En este sentido si antes se domesticaba la pasión para que el sujeto se adaptara a una pareja que siguiera la organización de la unidad productiva de la familia patriarcal. Hoy son importantes los sujetos en su individualidad para que circulen y consuman. Nuevamente el amor como alteridad es elidido en la búsqueda de una ilusión que se disfraza de una supuesta racionalidad. Su resultado son los fracasos amorosos que debilitan los cimientos del yo en tanto se sostienen en una ilusión. De allí la importancia de rescatar una ética que se sostenga en un amor inmanente basado en la alteridad. El amor como un punto de llegada y no de partida. El amor como construcción de un espacio identificatorio entre dos personas que atraviesan zonas oscuras y luminosas, erotismo y ternura, avances y retrocesos, contradicciones y recaídas. En definitiva, una experiencia única que se da entre dos sujetos singulares.
Sin embargo, nos encontramos con la cultura del capitalismo mundializado que promueve formas de subjetivación donde se afirma un cuerpo reducido a sus goces primarios. Es decir, el sujeto encerrado en su narcisismo consume mercancías para llenar un vacío que es consecuencia de la propia cultura; aún más, al otro se lo convierte en una mercancía, en una cosa. Su resultado es que el consumo como centro de la subjetivación y de la identificación de la singularidad conlleva interiorizar el sometimiento. El sujeto se ha transformado en su propio explotador en la búsqueda de un éxito que siempre resulta inalcanzable. El disciplinamiento social sostenido en los sectores sociales hegemónicos lo obliga a competir con el otro: yo o el otro. Cualquier medio es validado socialmente. Pero en esta búsqueda de la ilusión de la felicidad privada el sujeto se transforma en verdugo y víctima de sí mismo lanzado a un horizonte cuyas consecuencias son el fracaso. De allí los síntomas característicos de esta época en los que encontramos los aspectos más angustiantes y dolorosos, lo más sufriente del sujeto producto de significaciones que no se puede poner en palabras; es decir, los síntomas del desvalimiento y el desamparo: adicciones, depresión, suicidios, anorexia, bulimia, etc.
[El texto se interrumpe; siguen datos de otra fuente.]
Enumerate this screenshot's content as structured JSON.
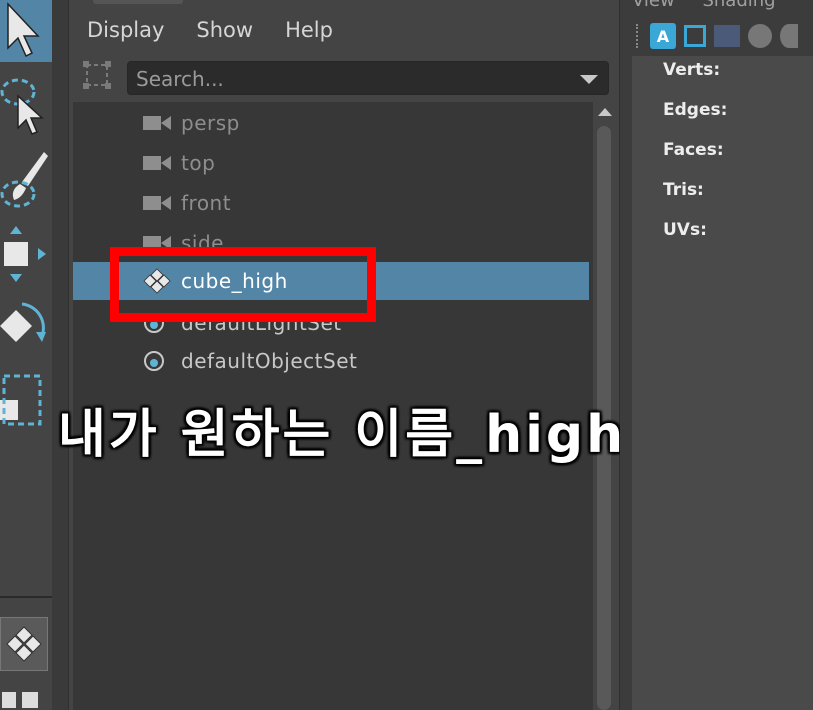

La cultura al ofrecer el consumo como modelo de subjetivación lleva a formas de la singularidad donde la identificación se sostiene en las pasiones tristes. Pero no luchamos contra las pasiones tristes con la Razón, sino con la fuerza de las pasiones alegres, transformando la Razón en una razón apasionada. Pero esta Razón es una razón con otros seres humanos. Por ello la pregunta de Spinoza ¿Por qué hacemos la suposición de que tenemos libre voluntad? La respuesta es pensar que somos entidades separadas. En este pensamiento no vemos nuestra unión real con los otros. Todos somos una sola Mente y un solo Cuerpo. Es en este cuerpo social donde podemos encontrar nuestra libertad. Por miedo a la libertad no nos reconocemos en los otros y nos refugiamos en nosotros mismos. En nuestro narcisismo. Este es el objetivo del poder que se inscribe en nuestra subjetividad a partir de las nuevas formas de subjetivación que predomina en la actualidad de la cultura mundializada.